/PhysMoP

Code repository for Incorporating Physics Principles for Precise Human Motion Prediction

Primary LanguagePythonMIT LicenseMIT

PhysMoP: Incorporating Physics Principles for Precise Human Motion Prediction

Incorporating Physics Principles for Precise Human Motion Prediction
Yufei Zhang, Jeffrey O. Kephart, Qiang Ji
WACV2024, Paper | SupMat

This repository includes the training and evaluation code for the above paper.

Installation

Environment

conda create -n physmop python=3.8
conda activate physmop
pip install -r requirements.txt

3D Human Model

Please download SMPL and SMPL-H, and store them under the current directory as

|--dataset
|  |--smpl_official
|     |--female
|       |--model.npz
|     |--male
|       |--model.npz
|     |--neutral
|       |--model.npz
|     |-- processed_basicModel_neutral_lbs_10_207_0_v1.0.0.pkl

PhysMoP Model Training & Evaluation

Please follow the procedure below to conduct the experiments on AMASS.

Data Preparation

Download the raw 3D motion sequence data from AMASS (should be similar for Human3.6M and 3DPW), and store them under the current directory as

|--dataset
|  |--data_raw
|     |--AMASS
|       |--ACCAD
|       |--BioMotionLab_NTroje
|       |--CMU
|       |-- .
|       |-- .
|       |-- .
|  |--data_processed

Preprocess the raw data

python AMASS.py

Training

PhysMoP is trained in three steps:

1. Train the data-driven model

python train_script.py --name data --data True --num_epochs 5 --keypoint_loss_weight_data 1 --pose_loss_weight_data 2

2. Train the physics-based model with the checkpoint (DATA_CHECKPOINT) obtained from step 1.

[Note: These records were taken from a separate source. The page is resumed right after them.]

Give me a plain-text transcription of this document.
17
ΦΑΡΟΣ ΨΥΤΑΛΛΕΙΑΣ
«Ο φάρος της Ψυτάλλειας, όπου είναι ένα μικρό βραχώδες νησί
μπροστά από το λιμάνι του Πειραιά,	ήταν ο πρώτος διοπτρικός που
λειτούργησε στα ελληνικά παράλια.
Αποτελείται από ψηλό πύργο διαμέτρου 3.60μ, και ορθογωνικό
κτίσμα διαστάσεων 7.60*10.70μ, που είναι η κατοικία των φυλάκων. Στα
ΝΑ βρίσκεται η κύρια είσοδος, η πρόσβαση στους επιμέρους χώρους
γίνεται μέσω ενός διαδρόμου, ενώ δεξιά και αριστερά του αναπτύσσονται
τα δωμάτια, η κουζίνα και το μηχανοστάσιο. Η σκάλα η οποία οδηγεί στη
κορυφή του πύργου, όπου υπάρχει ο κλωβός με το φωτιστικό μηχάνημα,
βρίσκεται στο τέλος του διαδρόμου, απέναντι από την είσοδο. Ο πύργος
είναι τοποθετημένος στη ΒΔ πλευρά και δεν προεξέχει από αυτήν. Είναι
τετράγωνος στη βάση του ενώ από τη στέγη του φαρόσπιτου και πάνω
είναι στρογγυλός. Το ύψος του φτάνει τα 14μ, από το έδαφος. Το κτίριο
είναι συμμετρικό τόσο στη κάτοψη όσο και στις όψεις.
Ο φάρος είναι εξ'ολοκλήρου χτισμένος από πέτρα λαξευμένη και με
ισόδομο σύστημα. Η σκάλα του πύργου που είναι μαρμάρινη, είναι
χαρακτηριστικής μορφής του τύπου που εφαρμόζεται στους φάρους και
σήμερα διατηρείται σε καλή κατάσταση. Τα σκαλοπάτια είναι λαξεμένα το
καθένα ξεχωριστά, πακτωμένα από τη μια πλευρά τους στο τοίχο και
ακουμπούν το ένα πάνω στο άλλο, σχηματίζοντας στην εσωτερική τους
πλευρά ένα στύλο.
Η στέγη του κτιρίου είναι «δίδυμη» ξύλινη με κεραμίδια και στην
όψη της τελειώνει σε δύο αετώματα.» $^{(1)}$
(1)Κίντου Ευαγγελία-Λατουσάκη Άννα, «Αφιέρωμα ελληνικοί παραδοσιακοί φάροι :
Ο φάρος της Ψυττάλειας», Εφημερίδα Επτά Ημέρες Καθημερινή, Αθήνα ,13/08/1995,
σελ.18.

python train_script.py --name data_physics --data True --physics True --pretrained_checkpoint DATA_CHECKPOINT --keypoint_loss_weight_physics_gt 1 --pose_loss_weight_physics_gt 2 --num_epochs 2 --keypoint_loss_weight_data 1 --pose_loss_weight_data 2 --resume

3. Fix the data-driven and physics-based model and train the fusion model with the checkpoint (PHYSICS_CHECKPOINT) obtained from step 2.

python train_script.py --name data_physics_fusion --data True --physics True --fix_weight True --fusion True --pretrained_checkpoint PHYSICS_CHECKPOINT --keypoint_loss_weight_physics_gt 1 --pose_loss_weight_physics_gt 2 --num_epochs 2 --keypoint_loss_weight_data 1 --pose_loss_weight_data 2 --keypoint_loss_weight_fusion 1 --pose_loss_weight_fusion 2

The saved model checkpoint can be found at './logs'.

Evaluation

To evaluate a model saved at CHECKPOINT_PATH, please run

python eval.py --checkpoint CHECKPOINT_PATH

After code re-organization, we re-produced the results as

AMASS-Test 80ms 160ms 320ms 400ms 560ms 720ms 880ms 1000ms
MPJPE (mm) 0.4 2.0 9.4 14.2 24.4 36.1 48.0 61.9

The evaluated checkpoint, which includes model weights and training log, can be downloaded via FINAL_MODEL.

Citation

If you find our work useful, please consider citing the paper:

@InProceedings{Zhang_2024_WACV,
    author    = {Zhang, Yufei and Kephart, Jeffrey O. and Ji, Qiang},
    title     = {Incorporating Physics Principles for Precise Human Motion Prediction},
    booktitle = {Proceedings of the IEEE/CVF Winter Conference on Applications of Computer Vision (WACV)},
    month     = {January},
    year      = {2024},
    pages     = {6164-6174}
}

If you have questions or encouter any issues when running the code, feel free to open an issue or directly contact me via: zhangy76@rpi.edu.

References

Part of our code is developed based on siMLPe. The SMPL model data is downloaded from SMPL-X model. We thank them for generously sharing their outstanding work.